Commanders and leaders
- Aji Mustafa Pasha Sheikh Mansur: Yuri Bibikov

Strength
- 2,000: 7,600 16 cannons

Casualties and losses
- ~100 killed: ~400 killed

= Battle of the Shibza River =

The Battle of the Shibza River (also spelled Shibze) was a short battle between Russian forces led by Yuri Bibikov and combined Turkish–Circassian troops led by Aji Mustafa Pasha. It ended in a Russian victory.

== History ==
On February 10, General Yuri Bibikov launched the Anapa campaign of 1790 and crossed the Kuban River. Despite that harsh winter climate, with his troops not having been trained to fight in winter conditions, as well as constant skirmishes with Circassian fighters led by Sheikh Mansur, Bibikov continued his campaign.

With not much food left the Russian forces, on March 15, 1790, arrived at two gorges overlooking the Anapa plain.
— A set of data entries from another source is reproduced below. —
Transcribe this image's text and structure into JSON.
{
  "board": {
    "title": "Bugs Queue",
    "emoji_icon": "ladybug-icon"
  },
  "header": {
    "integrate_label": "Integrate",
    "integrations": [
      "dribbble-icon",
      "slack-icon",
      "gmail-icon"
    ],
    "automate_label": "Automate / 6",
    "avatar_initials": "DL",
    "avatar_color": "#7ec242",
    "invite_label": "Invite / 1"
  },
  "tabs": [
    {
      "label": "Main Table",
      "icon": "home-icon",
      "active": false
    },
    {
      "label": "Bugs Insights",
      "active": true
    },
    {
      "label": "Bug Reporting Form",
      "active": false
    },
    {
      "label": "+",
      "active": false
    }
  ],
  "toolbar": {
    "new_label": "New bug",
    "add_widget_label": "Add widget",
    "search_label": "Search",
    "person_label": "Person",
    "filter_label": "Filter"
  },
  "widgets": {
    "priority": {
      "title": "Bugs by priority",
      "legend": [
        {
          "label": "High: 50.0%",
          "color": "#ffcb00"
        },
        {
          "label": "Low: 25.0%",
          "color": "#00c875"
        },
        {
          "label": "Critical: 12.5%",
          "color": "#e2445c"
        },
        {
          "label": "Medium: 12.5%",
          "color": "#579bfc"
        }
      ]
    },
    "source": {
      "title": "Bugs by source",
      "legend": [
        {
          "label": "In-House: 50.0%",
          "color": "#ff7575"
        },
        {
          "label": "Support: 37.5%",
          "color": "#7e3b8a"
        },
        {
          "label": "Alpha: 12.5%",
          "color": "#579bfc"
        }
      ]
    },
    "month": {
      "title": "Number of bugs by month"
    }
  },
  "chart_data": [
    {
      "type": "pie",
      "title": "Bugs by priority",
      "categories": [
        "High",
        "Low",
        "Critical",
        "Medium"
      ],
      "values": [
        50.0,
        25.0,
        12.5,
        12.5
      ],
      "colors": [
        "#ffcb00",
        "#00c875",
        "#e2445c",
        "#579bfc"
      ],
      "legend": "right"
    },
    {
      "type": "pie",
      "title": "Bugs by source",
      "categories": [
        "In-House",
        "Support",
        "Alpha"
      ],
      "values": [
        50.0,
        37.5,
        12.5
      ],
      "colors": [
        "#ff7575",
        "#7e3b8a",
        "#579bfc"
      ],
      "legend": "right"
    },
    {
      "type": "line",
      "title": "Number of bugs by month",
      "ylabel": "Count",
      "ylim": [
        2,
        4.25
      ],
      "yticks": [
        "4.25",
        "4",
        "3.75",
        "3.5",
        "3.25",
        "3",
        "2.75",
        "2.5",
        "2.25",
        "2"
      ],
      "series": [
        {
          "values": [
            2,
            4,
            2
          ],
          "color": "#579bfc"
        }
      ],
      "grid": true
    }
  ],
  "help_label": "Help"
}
Going along the left gorge, he reached the Shibza River, where the exhausted Russian army was suddenly attacked by a 2,000 strong Ottoman–Circassian force led by Aji Mustafa Pasha. Despite the poor condition of the Russian troops, they managed to occupy the River heights and forced the enemy army to retreat after a short battle. Soon after, Bibikov continued his campaign, but he was accompanied by constant skirmishes with Circassian fighters led by Sheikh Mansur. Nevertheless, this did not stop him and he continued advancing towards Anapa, where he suffered a crushing defeat, which forced him to flee and end his campaign.